Advents-Special | Ausgrabung

Diese Story ist auch als Hörgeschichte erschienen.

Die Eiszapfen glitzerten in dieser kalten Nacht, schimmerten im Licht der Halogenstrahler, die gar lange nach Mitternacht den Kirchturm des Dorfes beleuchteten. Nichts regte sich auf dem an das Gotteshaus  grenzenden Friedhof, nichts außer zwei Gestalten in dunklen, dicken Kapuzenmänteln, die mit geschulterten Schaufeln neben einem Grab Halt machten.
„Ist es das?“, erkundigte sich der Gehilfe schwer schnaufend, ließ seine Schaufel mit einem lauten Geräusch auf die Waschbetonplatten aufkommen, schlug die Kapuze zurück und zeigte auf den schlichten Grabstein.
Sein Begleiter, der Professor, (der in Wirklichkeit kein Professor war) stützte sich auf seinem Werkzeug auf und seufzte: „Ja, das ist es.
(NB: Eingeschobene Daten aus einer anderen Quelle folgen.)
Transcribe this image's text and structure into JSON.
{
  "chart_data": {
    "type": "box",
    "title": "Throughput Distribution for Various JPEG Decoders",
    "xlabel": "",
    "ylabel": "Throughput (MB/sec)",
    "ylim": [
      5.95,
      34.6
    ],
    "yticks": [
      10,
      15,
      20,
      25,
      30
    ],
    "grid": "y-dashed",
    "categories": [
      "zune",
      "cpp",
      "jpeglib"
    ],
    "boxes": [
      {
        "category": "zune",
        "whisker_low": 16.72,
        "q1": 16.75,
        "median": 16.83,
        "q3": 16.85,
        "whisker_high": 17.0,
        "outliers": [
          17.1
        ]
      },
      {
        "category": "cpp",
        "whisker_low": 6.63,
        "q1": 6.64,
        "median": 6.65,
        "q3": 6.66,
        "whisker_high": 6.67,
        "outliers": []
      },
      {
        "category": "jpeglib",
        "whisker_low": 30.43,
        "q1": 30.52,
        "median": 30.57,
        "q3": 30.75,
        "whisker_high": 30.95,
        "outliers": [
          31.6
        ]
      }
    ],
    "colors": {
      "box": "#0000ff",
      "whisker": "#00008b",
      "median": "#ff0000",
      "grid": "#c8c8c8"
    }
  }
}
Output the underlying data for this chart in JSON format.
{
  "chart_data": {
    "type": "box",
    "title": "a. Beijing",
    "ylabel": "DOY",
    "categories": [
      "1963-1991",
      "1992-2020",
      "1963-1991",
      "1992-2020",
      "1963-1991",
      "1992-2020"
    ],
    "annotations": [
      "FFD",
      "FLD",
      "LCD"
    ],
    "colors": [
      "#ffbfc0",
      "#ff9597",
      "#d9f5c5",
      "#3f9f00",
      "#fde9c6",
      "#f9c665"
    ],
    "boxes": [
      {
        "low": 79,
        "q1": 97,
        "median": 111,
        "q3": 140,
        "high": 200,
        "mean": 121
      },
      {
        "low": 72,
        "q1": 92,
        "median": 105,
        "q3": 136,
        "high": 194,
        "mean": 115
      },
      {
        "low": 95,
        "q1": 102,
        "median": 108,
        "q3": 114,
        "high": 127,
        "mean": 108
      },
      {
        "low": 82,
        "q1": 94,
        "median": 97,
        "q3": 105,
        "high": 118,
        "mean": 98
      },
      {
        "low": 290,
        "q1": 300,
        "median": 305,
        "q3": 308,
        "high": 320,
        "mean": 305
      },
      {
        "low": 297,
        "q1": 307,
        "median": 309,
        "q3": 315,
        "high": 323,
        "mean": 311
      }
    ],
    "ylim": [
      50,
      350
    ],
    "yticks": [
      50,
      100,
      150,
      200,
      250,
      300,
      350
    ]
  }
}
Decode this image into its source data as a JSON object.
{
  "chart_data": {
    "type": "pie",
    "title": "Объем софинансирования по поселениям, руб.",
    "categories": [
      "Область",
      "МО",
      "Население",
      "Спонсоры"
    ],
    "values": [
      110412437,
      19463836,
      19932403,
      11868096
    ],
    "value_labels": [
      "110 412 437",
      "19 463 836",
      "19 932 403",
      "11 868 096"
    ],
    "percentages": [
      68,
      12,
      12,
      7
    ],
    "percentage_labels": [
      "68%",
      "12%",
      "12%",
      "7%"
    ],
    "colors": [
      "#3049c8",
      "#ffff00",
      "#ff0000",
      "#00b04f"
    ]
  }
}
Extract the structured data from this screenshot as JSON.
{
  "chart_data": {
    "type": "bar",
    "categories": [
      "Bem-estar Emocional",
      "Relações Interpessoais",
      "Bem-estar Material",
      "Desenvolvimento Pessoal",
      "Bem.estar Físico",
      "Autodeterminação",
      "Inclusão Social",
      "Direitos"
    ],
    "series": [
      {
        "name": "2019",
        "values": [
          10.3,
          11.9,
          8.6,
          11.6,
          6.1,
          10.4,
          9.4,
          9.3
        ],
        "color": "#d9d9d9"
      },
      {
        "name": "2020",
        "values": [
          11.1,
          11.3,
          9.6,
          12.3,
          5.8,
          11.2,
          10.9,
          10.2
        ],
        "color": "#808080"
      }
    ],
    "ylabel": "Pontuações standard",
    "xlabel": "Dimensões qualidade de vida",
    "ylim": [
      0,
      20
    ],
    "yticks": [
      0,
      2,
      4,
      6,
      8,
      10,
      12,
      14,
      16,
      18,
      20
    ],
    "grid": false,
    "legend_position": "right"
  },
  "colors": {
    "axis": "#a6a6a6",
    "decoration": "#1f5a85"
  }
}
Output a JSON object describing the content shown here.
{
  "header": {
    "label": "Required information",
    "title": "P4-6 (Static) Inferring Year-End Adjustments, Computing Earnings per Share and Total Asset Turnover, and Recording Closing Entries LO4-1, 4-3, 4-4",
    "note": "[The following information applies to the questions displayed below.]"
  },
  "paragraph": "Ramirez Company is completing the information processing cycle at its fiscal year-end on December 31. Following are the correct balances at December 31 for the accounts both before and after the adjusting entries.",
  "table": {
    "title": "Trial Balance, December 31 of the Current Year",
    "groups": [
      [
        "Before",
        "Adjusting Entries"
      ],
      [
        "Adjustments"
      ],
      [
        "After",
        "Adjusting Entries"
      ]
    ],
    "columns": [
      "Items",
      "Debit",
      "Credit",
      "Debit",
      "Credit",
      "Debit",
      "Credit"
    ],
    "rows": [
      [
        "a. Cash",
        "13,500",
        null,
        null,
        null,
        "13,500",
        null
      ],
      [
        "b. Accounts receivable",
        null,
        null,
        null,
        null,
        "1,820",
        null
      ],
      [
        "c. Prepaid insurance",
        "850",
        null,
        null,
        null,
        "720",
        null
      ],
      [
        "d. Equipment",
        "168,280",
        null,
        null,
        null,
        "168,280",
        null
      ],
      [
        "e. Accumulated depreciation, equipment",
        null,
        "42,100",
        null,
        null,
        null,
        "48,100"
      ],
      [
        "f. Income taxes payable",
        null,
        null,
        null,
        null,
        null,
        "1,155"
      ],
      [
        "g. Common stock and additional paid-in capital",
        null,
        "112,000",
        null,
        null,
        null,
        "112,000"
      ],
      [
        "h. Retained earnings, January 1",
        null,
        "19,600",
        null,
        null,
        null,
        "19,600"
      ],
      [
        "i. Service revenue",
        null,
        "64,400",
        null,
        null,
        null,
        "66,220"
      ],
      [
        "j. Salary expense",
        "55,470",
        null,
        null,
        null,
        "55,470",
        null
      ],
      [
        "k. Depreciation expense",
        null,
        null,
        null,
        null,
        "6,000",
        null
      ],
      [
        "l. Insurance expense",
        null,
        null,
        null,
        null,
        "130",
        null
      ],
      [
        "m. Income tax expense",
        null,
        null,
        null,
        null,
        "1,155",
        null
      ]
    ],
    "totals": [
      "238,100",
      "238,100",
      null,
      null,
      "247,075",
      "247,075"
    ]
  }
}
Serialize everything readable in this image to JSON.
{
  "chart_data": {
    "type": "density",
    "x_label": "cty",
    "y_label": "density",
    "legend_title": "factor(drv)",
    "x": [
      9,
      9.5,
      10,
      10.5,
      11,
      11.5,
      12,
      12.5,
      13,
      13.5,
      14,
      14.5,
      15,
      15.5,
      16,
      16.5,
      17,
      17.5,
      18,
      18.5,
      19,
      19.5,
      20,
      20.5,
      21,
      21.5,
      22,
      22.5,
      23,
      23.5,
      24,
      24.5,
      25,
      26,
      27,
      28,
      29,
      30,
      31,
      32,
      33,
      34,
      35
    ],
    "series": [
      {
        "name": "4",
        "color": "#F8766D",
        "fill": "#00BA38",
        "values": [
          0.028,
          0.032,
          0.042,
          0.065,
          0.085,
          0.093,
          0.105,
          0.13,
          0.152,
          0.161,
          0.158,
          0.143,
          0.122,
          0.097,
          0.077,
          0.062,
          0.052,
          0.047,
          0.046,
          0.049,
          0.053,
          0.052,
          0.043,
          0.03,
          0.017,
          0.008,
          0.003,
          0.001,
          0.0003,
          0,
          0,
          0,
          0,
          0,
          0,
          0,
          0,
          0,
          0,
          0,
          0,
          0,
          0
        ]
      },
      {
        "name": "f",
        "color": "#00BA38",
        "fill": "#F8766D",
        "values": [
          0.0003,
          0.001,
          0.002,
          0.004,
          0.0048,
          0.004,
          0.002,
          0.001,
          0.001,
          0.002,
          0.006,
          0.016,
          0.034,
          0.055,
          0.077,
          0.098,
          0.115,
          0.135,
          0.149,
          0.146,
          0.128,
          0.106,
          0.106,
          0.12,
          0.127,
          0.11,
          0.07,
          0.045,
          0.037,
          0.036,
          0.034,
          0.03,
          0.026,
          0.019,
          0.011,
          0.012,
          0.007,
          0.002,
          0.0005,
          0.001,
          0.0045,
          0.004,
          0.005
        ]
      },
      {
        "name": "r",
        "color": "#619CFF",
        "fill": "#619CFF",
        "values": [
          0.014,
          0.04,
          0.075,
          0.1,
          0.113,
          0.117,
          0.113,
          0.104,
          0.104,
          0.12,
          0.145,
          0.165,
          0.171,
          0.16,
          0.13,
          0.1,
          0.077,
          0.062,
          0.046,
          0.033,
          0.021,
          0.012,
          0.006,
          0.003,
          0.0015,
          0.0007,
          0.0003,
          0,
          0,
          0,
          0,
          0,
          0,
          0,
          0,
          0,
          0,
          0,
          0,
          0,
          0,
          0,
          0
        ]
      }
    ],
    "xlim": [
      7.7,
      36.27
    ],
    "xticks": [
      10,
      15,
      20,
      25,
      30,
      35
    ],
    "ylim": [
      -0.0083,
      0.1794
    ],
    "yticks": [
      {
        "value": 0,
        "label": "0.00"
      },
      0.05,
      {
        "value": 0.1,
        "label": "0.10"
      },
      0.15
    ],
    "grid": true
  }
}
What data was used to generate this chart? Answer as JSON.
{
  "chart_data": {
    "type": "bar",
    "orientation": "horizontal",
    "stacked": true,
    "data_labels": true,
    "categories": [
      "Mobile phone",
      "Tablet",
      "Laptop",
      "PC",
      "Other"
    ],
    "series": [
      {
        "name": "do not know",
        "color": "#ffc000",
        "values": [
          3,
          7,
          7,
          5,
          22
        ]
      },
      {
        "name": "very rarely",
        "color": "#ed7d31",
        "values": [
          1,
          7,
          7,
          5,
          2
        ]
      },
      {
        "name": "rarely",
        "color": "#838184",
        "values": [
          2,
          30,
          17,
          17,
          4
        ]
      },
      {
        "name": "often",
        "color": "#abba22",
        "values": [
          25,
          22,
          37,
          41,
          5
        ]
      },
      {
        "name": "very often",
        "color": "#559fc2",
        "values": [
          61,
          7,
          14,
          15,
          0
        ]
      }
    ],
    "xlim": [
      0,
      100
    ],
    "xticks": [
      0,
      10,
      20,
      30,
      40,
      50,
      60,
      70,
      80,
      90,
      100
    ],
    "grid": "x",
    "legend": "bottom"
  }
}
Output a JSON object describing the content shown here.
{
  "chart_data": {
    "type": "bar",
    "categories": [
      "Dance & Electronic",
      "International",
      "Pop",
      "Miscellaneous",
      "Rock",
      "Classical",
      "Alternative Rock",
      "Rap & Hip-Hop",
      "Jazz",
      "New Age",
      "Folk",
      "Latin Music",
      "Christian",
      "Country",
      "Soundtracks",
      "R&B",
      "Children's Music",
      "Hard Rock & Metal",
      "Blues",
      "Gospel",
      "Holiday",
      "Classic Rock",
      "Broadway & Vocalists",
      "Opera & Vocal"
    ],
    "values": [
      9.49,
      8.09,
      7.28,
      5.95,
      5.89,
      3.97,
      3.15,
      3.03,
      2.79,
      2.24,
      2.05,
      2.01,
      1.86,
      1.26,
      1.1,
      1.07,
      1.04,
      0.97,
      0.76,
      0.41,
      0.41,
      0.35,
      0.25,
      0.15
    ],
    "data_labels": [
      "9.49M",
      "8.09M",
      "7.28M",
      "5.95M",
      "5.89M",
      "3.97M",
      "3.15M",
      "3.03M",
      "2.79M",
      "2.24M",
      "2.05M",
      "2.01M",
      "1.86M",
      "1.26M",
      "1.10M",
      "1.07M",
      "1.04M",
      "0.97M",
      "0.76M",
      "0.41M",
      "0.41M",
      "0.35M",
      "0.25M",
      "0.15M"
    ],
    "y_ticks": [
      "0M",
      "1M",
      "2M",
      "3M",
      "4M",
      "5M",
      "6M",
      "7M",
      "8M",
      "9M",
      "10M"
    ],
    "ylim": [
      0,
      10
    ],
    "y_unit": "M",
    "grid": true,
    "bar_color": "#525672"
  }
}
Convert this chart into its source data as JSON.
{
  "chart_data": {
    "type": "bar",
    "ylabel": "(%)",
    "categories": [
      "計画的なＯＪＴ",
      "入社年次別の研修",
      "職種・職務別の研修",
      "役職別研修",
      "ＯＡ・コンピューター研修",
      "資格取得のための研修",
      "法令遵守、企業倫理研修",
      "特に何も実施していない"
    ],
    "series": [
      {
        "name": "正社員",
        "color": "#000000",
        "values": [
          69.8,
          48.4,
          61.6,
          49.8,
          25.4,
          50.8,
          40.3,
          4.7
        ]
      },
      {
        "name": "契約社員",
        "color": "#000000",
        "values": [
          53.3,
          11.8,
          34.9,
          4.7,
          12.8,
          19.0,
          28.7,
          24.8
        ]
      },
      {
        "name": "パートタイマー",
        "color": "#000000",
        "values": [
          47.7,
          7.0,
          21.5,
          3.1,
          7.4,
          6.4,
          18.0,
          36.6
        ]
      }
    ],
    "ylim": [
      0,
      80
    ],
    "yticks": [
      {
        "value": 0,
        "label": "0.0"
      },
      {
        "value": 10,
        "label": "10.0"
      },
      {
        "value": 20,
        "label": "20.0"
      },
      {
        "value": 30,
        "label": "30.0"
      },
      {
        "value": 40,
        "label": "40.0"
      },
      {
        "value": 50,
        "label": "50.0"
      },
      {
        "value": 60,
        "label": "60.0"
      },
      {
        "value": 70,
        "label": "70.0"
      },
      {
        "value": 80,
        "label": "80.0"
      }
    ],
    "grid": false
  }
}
Das erste Mal ist immer am schwersten, doch keine Angst.“
Ehrfürchtig beugte der Gehilfe sich vor und las die Inschrift am Monument, entzifferte die ihm fremde Sprache mühselig: „Hier ruht in Frieden: J. Zimmermann.“ Es dauerte eine Weile, bis er sich erneut zu sprechen wagte. „Und Sie sind sich sicher, dass es sich hierbei um das Grab von … ihm handelt?“
„Freilich, freilich“, brummte der Professor, hob die Schaufel auf und stach sie mit Hilfe seiner Schuhsohle in den gefrorenen Boden. „Komm, Eile ist geboten, wir müssen vor dem Morgengrauen das Loch wieder aufgeschüttet haben!“
Der Gehilfe wachte umgehend aus seiner Andacht auf und begann mit jugendlichem Eifer zu buddeln, als ginge es um sein Leben. Wenn man es recht bedachte, so tat es das auch.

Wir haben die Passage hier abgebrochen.